Noch einmal: Es gibt nichts zu feiern. Österreich ist eines der reichsten Länder der Welt und schafft es nicht, eines der gravierendsten sozialen Probleme der Gesellschaft anzugehen. Ein geschätztes Drittel unserer Kinder wird abgetrieben, allein die Stadt Wien verliert täglich eine Schulklasse. Und doch spricht man nicht darüber. Die Abtreibung ist eines der letzten Tabus unserer Gesellschaft, der „Elefant mitten im Zimmer“, um den sich alle herumdrücken. Sprechverbote drohen, Keulen fallen auf alle nieder, die es wagen, Frauen in dieser Krise lebensbejahend zu beraten.
Wir schaffen es nicht einmal, genaue Zahlen der abgetriebenen Kinder zu erheben, sondern sind auf Schätzungen der abtreibenden Ärzte angewiesen. In fast allen Ländern Europas kann man offenbar Frauen eine anonyme Statistik zumuten – nur in Österreich nicht. Dafür haben wir Statistiken über die Legegewohnheiten von Freilandhühnern.
Eine kleine Wartefrist
Eine einfache Maßnahme, nämlich eine vorgeschriebene zeitliche Pause zwischen Beratung und Abtreibung, würde den Frauen Zeit geben, nachzudenken – und sich in einem beträchtlichen Teil der Konfliktsituationen letztlich doch für das Kind zu entscheiden. Denn ich bin fest davon überzeugt: Keine Frau will im tiefsten Inneren ihr Kind abtreiben.
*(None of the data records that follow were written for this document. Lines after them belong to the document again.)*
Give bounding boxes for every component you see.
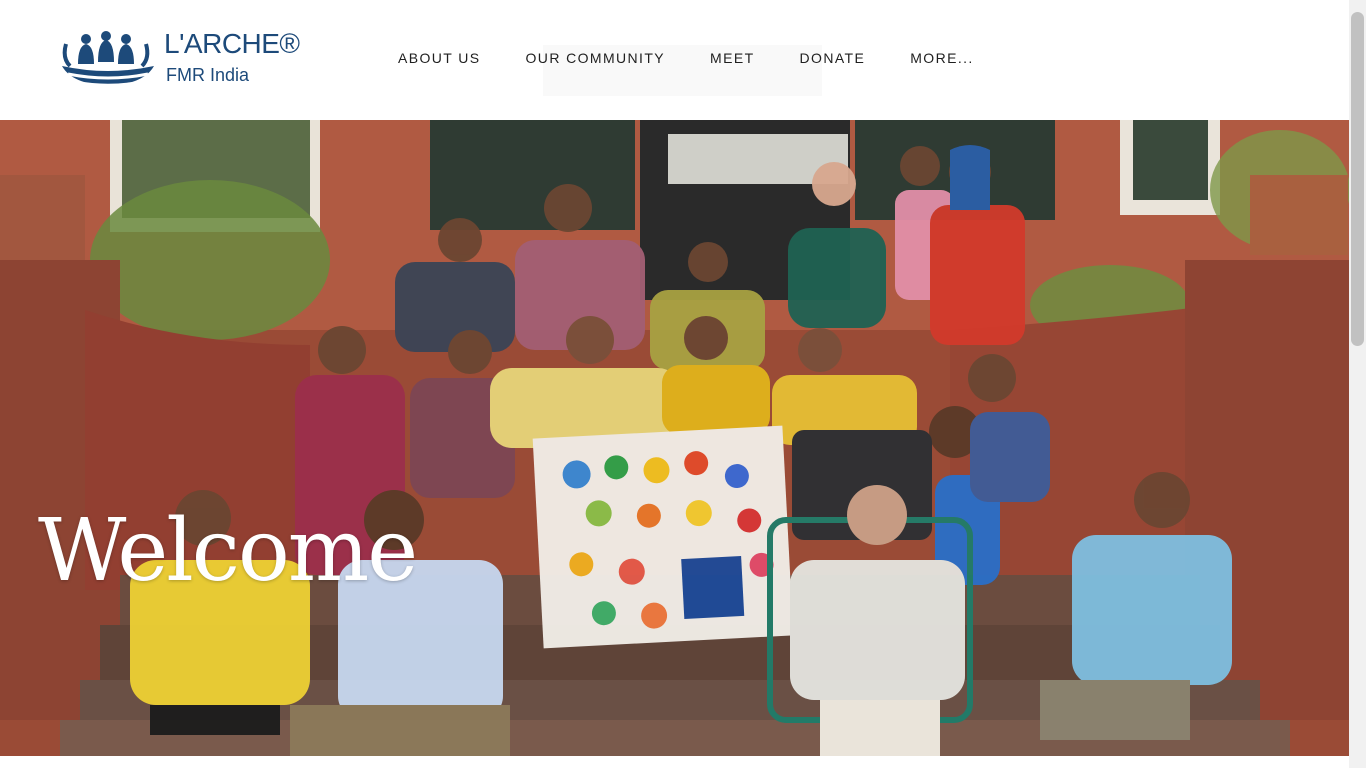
nav-our-community[interactable]: OUR COMMUNITY bbox=[526, 50, 666, 66]
logo-subtitle: FMR India bbox=[166, 65, 250, 85]
main-nav: ABOUT US OUR COMMUNITY MEET DONATE MORE.… bbox=[398, 50, 974, 66]
page-content-top bbox=[0, 756, 1349, 768]
hero-photo bbox=[0, 120, 1349, 756]
site-header: L'ARCHE® FMR India ABOUT US OUR COMMUNIT… bbox=[0, 0, 1349, 120]
hero-banner: Welcome bbox=[0, 120, 1349, 756]
scrollbar[interactable] bbox=[1349, 0, 1366, 768]
logo-brand-name: L'ARCHE® bbox=[164, 28, 300, 59]
nav-donate[interactable]: DONATE bbox=[800, 50, 866, 66]
larche-logo[interactable]: L'ARCHE® FMR India bbox=[60, 26, 310, 96]
nav-meet[interactable]: MEET bbox=[710, 50, 755, 66]
scrollbar-thumb[interactable] bbox=[1351, 12, 1364, 346]
nav-about-us[interactable]: ABOUT US bbox=[398, 50, 481, 66]
nav-more[interactable]: MORE... bbox=[910, 50, 973, 66]
boat-people-icon bbox=[62, 31, 154, 87]
hero-heading: Welcome bbox=[38, 501, 418, 601]
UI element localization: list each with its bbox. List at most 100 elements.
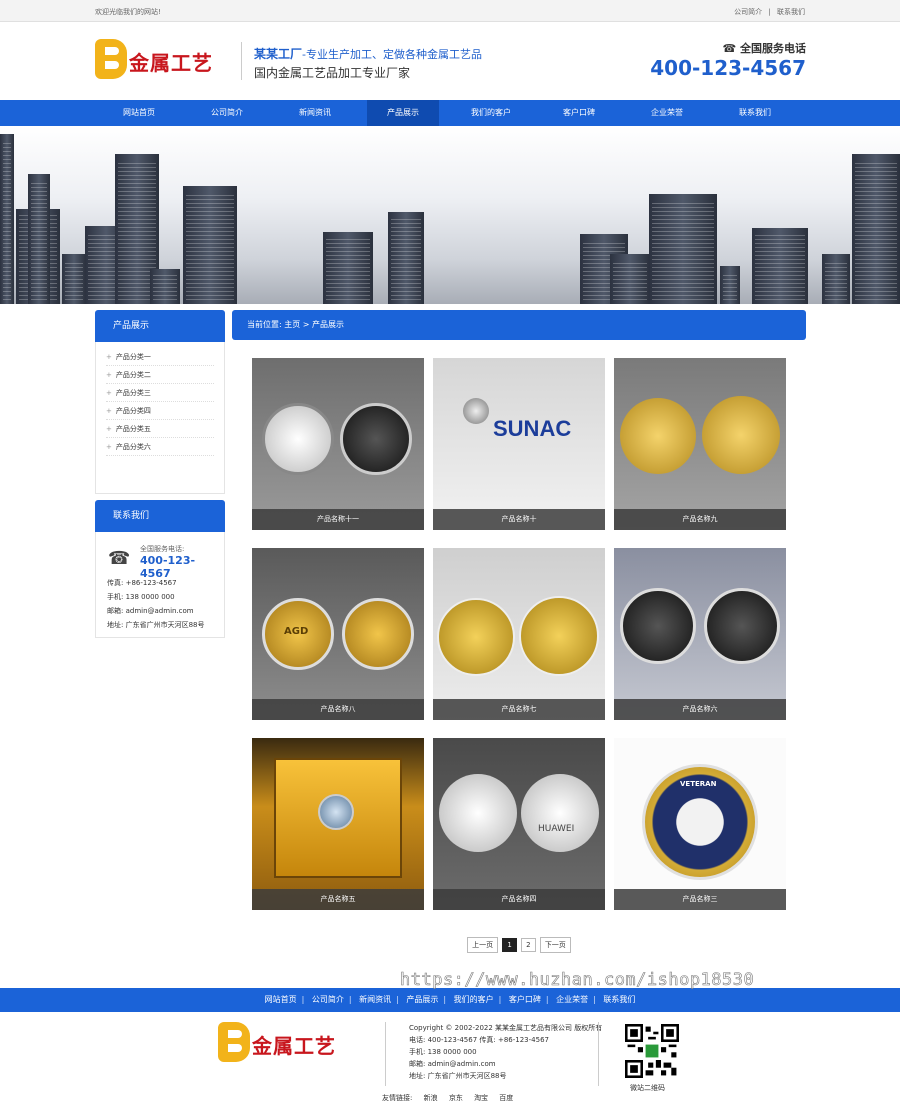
product-card[interactable]: 产品名称十一 xyxy=(252,358,424,530)
friend-links-label: 友情链接: xyxy=(382,1094,413,1102)
phone-icon: ☎ xyxy=(722,42,737,55)
coin-image xyxy=(620,398,696,474)
logo-text: 金属工艺 xyxy=(129,51,213,75)
welcome-text: 欢迎光临我们的网站! xyxy=(95,8,161,16)
contact-address: 地址: 广东省广州市天河区88号 xyxy=(107,621,205,629)
coin-image xyxy=(521,774,599,852)
product-card[interactable]: 产品名称五 xyxy=(252,738,424,910)
category-item[interactable]: + 产品分类五 xyxy=(106,420,214,438)
footer-divider xyxy=(598,1022,599,1086)
category-item[interactable]: + 产品分类二 xyxy=(106,366,214,384)
product-card[interactable]: SUNAC 产品名称十 xyxy=(433,358,605,530)
contact-email: 邮箱: admin@admin.com xyxy=(107,607,194,615)
top-link-about[interactable]: 公司简介 xyxy=(734,8,762,16)
product-card[interactable]: 产品名称九 xyxy=(614,358,786,530)
footer-nav-honors[interactable]: 企业荣誉 xyxy=(556,995,588,1004)
coin-image xyxy=(704,588,780,664)
footer: 金属工艺 Copyright © 2002-2022 某某金属工艺品有限公司 版… xyxy=(0,1012,900,1102)
footer-nav-about[interactable]: 公司简介 xyxy=(312,995,344,1004)
prev-page-button[interactable]: 上一页 xyxy=(467,937,499,953)
footer-email: 邮箱: admin@admin.com xyxy=(409,1060,496,1068)
contact-fax: 传真: +86-123-4567 xyxy=(107,579,177,587)
footer-nav-products[interactable]: 产品展示 xyxy=(406,995,438,1004)
coin-image xyxy=(437,598,515,676)
product-name: 产品名称四 xyxy=(433,889,605,910)
product-card[interactable]: AGD 产品名称八 xyxy=(252,548,424,720)
coin-image xyxy=(702,396,780,474)
product-name: 产品名称九 xyxy=(614,509,786,530)
bullet-icon: + xyxy=(106,443,112,451)
page-button-2[interactable]: 2 xyxy=(521,938,536,952)
product-card[interactable]: 产品名称六 xyxy=(614,548,786,720)
category-item[interactable]: + 产品分类六 xyxy=(106,438,214,456)
footer-info: Copyright © 2002-2022 某某金属工艺品有限公司 版权所有 电… xyxy=(409,1022,602,1082)
main-content: 当前位置: 主页 > 产品展示 产品名称十一 SUNAC 产品名称十 产品名称九… xyxy=(232,310,806,953)
footer-address: 地址: 广东省广州市天河区88号 xyxy=(409,1072,507,1080)
footer-nav-contact[interactable]: 联系我们 xyxy=(603,995,635,1004)
nav-item-home[interactable]: 网站首页 xyxy=(103,100,175,126)
nav-item-products[interactable]: 产品展示 xyxy=(367,100,439,126)
nav-item-about[interactable]: 公司简介 xyxy=(191,100,263,126)
footer-mobile: 手机: 138 0000 000 xyxy=(409,1048,477,1056)
coin-image xyxy=(439,774,517,852)
footer-logo: 金属工艺 xyxy=(218,1022,358,1066)
watermark-text: https://www.huzhan.com/ishop18530 xyxy=(400,970,755,991)
coin-image xyxy=(340,403,412,475)
friend-link[interactable]: 淘宝 xyxy=(474,1094,488,1102)
nav-item-news[interactable]: 新闻资讯 xyxy=(279,100,351,126)
category-item[interactable]: + 产品分类一 xyxy=(106,348,214,366)
slogan-main: 某某工厂-专业生产加工、定做各种金属工艺品 xyxy=(254,45,482,62)
contact-tel: 400-123-4567 xyxy=(140,554,196,580)
bullet-icon: + xyxy=(106,389,112,397)
slogan-brand: 某某工厂 xyxy=(254,47,303,61)
nav-item-clients[interactable]: 我们的客户 xyxy=(455,100,527,126)
footer-nav: 网站首页 | 公司简介 | 新闻资讯 | 产品展示 | 我们的客户 | 客户口碑 | 企业荣… xyxy=(0,988,900,1012)
telephone-icon: ☎ xyxy=(108,548,131,569)
product-name: 产品名称六 xyxy=(614,699,786,720)
sidebar: 产品展示 + 产品分类一 + 产品分类二 + 产品分类三 + 产品分类四 + 产品分类五 … xyxy=(95,310,225,638)
page-button-1[interactable]: 1 xyxy=(502,938,517,952)
bullet-icon: + xyxy=(106,425,112,433)
contact-label: 全国服务电话: xyxy=(140,545,185,553)
hotline-label: ☎ 全国服务电话 xyxy=(722,42,806,55)
product-name: 产品名称八 xyxy=(252,699,424,720)
breadcrumb: 当前位置: 主页 > 产品展示 xyxy=(232,310,806,340)
friend-link[interactable]: 京东 xyxy=(449,1094,463,1102)
site-logo[interactable]: 金属工艺 xyxy=(95,39,225,83)
nav-item-honors[interactable]: 企业荣誉 xyxy=(631,100,703,126)
coin-text: AGD xyxy=(284,626,309,637)
contact-mobile: 手机: 138 0000 000 xyxy=(107,593,175,601)
hotline-number: 400-123-4567 xyxy=(650,56,806,80)
city-skyline-banner xyxy=(0,126,900,304)
sidebar-products-title: 产品展示 xyxy=(95,310,225,342)
logo-mark-icon xyxy=(95,39,127,79)
product-name: 产品名称三 xyxy=(614,889,786,910)
product-card[interactable]: HUAWEI 产品名称四 xyxy=(433,738,605,910)
top-link-separator: | xyxy=(768,8,771,16)
friend-link[interactable]: 百度 xyxy=(499,1094,513,1102)
product-card[interactable]: VETERAN 产品名称三 xyxy=(614,738,786,910)
category-list: + 产品分类一 + 产品分类二 + 产品分类三 + 产品分类四 + 产品分类五 + 产品分类… xyxy=(95,342,225,494)
footer-nav-reviews[interactable]: 客户口碑 xyxy=(509,995,541,1004)
nav-item-reviews[interactable]: 客户口碑 xyxy=(543,100,615,126)
top-link-contact[interactable]: 联系我们 xyxy=(777,8,805,16)
category-item[interactable]: + 产品分类三 xyxy=(106,384,214,402)
coin-image xyxy=(318,794,354,830)
footer-logo-text: 金属工艺 xyxy=(252,1034,336,1058)
footer-nav-home[interactable]: 网站首页 xyxy=(265,995,297,1004)
coin-image xyxy=(262,403,334,475)
product-name: 产品名称五 xyxy=(252,889,424,910)
footer-nav-clients[interactable]: 我们的客户 xyxy=(454,995,494,1004)
coin-image xyxy=(519,596,599,676)
footer-nav-news[interactable]: 新闻资讯 xyxy=(359,995,391,1004)
top-links: 公司简介 | 联系我们 xyxy=(730,7,805,17)
category-item[interactable]: + 产品分类四 xyxy=(106,402,214,420)
product-card[interactable]: 产品名称七 xyxy=(433,548,605,720)
nav-item-contact[interactable]: 联系我们 xyxy=(719,100,791,126)
friend-links: 友情链接: 新浪 京东 淘宝 百度 xyxy=(382,1093,522,1102)
bullet-icon: + xyxy=(106,353,112,361)
friend-link[interactable]: 新浪 xyxy=(424,1094,438,1102)
footer-phone-fax: 电话: 400-123-4567 传真: +86-123-4567 xyxy=(409,1036,549,1044)
footer-divider xyxy=(385,1022,386,1086)
next-page-button[interactable]: 下一页 xyxy=(539,937,571,953)
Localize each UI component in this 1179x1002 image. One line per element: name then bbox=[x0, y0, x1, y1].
Wie oft sind es massive Beeinflussung von außen und zeitlicher Druck, die letztendlich zur ungeliebten Entscheidung führen.
Eine kleine Wartezeit könnte da den Unterschied machen. Es gibt sie nebenbei in vielen Staaten, doch bei uns nicht.
Dafür ist etwa im Schönheitschirurgie-Gesetz §6 vorgesehen: „Die Durchführung einer ästhetischen Operation sollte ohne Zeitdruck, aufgrund einer bewussten Entscheidung und erst nach reiflicher Überlegung und Reflexion durch die Patientin (den Patienten) erfolgen. Zusätzlich soll durch die Wartefrist von mindestens zwei Wochen bei ästhetischen Operationen die Möglichkeit der Einholung von weiteren Fachmeinungen gegeben sein.“
Tabuisierung erschwert Hilfe
So eine Wartefrist ist ein massiver Eingriff in die Autonomie eines Menschen. Und doch wird sie bei einem so oberflächlichen Thema vorgeschrieben und akzeptiert. Warum nicht in dem viel existenzielleren Fall, in dem ein Leben auf dem Spiel steht? Sollten da solche Parameter nicht selbstverständlich sein? Ohne Zeitdruck? Aufgrund einer bewussten Entscheidung? Nach reiflicher Überlegung und Reflexion?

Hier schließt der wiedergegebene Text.